Fig 6.

Scavenger receptor inhibitors lead to a decreased phagocytosis level of CC17 GBS in macrophages. (A, B, E) Phagocytosis level in THP-1 macrophages was assessed by CFU count after infection at MOI 10 with (A, E) BM110 or (B) NEM 316 GBS strains followed by 1 h antibiotic treatment to kill extracellular bacteria. (A) Macrophages were pre-treated 1 h before infection to block FCγ receptors (Fc Block), complement receptor 3 (CR3 blocking antibody), lectin receptors (mannose, mannan, laminarin), integrins receptors (RGD and RGDfV mimetic peptides), or (A, B) scavenger receptors inhibitors [Fucoidan and poly(I) or inactive analog poly(C)]. (A, B) Results are expressed as the percentage of phagocytosis relative to the untreated control condition except for poly(I) that was relative to its inactive analog poly(C). (C) Adhesion level in untreated or fucoidan treated-THP-1 macrophages was assessed by CFU count after infection with BM110 and NEM316 at 4°C to avoid bacterial engulfment.
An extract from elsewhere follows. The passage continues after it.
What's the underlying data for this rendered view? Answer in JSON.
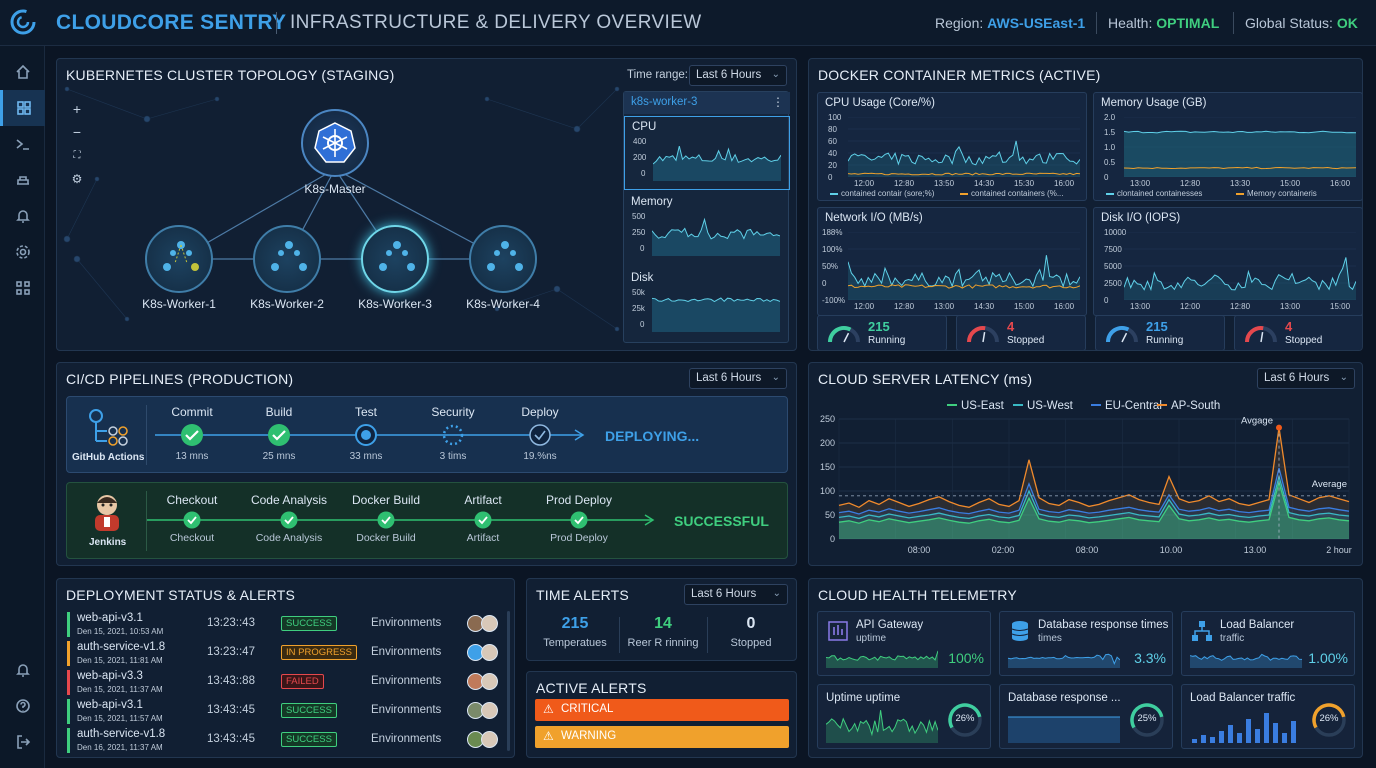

Results are expressed as the percentage of phagocytosis relative to the untreated control condition. (D) Expression of scavenger receptors genes was assessed by RT-PCR using THP-1 macrophages (macro), THP-1 monocyte (mono), and hMDM cDNA. Actin and VE-cadherin gene expression was used as positive and negative controls of expression, respectively. Genomic DNA (gDNA) was used to validate primers efficiency. (E) The involvement of scavenger receptors on BM110 phagocytosis was assessed by silencing scavenger receptors expression by si-RNA. Results are expressed as the percentage of phagocytosis relative to the scramble control condition. Statistical analysis: data shown are mean ± SEM of at least four independent experiments. (A, B, E) Kruskall Wallis test with Dunn’s multiple comparisons or (C) t test was performed, with ns, non-significant; **P < 0.01; ***P < 0.001; ****P < 0.0001.